Chaco Amemiya is a busy steak restaurant in Sendagaya, Tokyo. It was opened in 1979 by Michio Amemiya, who runs the restaurant with his two sons Toshio and Ryota. Chunky steaks are cooked on a charcoal grill; premium cuts of Australian and Japanese beef are offered at dinner.


To start:
Salad of lettuce, tomato, cucumber, carrot and purple cabbage with thousand-island dressing, French dressing and garlic bread.

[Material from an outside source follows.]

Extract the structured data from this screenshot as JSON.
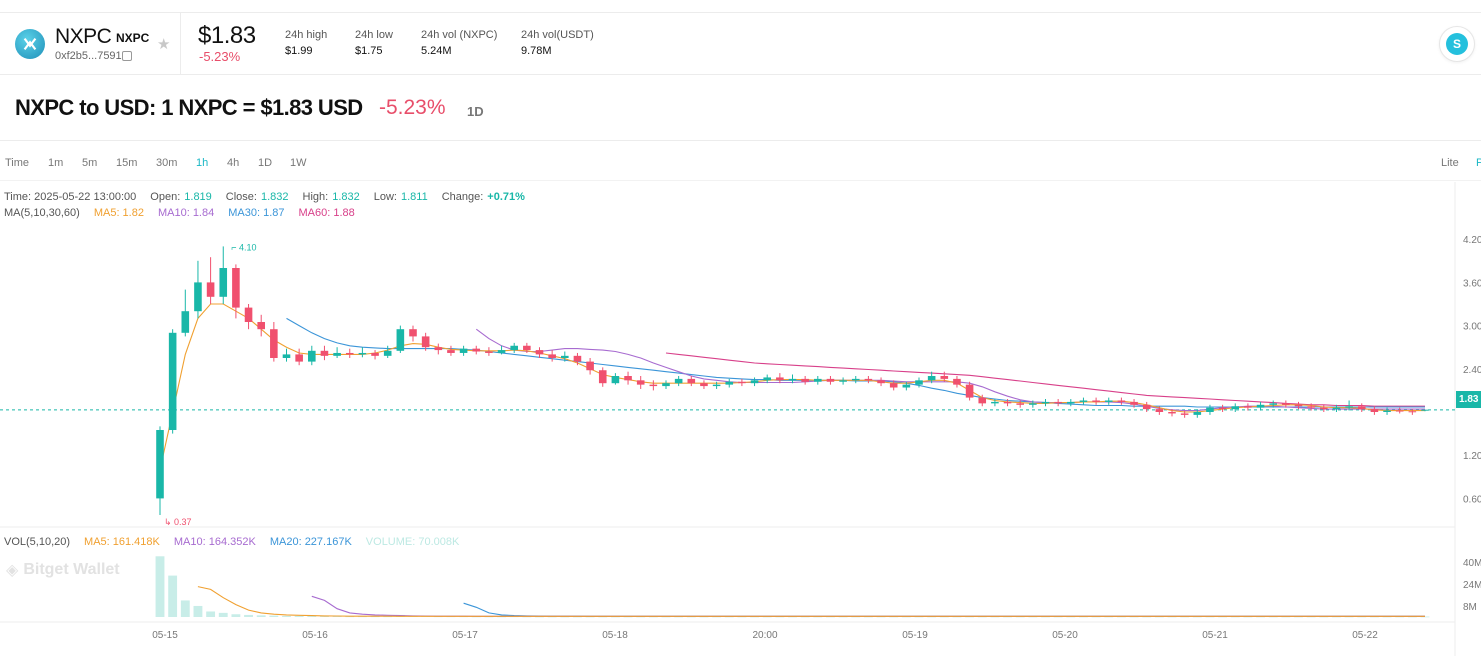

Boneless rib-eye and fillet steak, charcoal grilled and served with carrots, sweetcorn, green beans and a baked potato. Miura customised his steak with garlic sauce, soy sauce and a drop of red wine from his glass.

To finish:
Yuzu sorbet then coffee.

To drink:
Concha Y Toro Sunrise cabernet sauvignon 2013 from Chile.


Charcoal-grilled steak

Serves 4

1kg boneless rib-eye steak
1kg fillet steak
Salt, pinch
For garlic sauce:
1 garlic bulb, peeled and crushed
1 tbsp vegetable oil
½ tsp white vinegar


  1. Sprinkle salt on steak. Place on charcoal grill.

  2. Cook very rare at a high temperature (at Chaco Amemiya the steak is cooked for 7 to 8 minutes at 700 to 800C).

  3. For the sauce, mix garlic with oil and vinegar in blender.

  4. Take steak from charcoal grill and transfer to heated plate.

  5. Slice and leave rare or keep cooking to taste.

  6. Place on an imono (metal plate), warmed to 170 to 180C to keep the steak tender.

  7. Serve with vegetables and garlic sauce.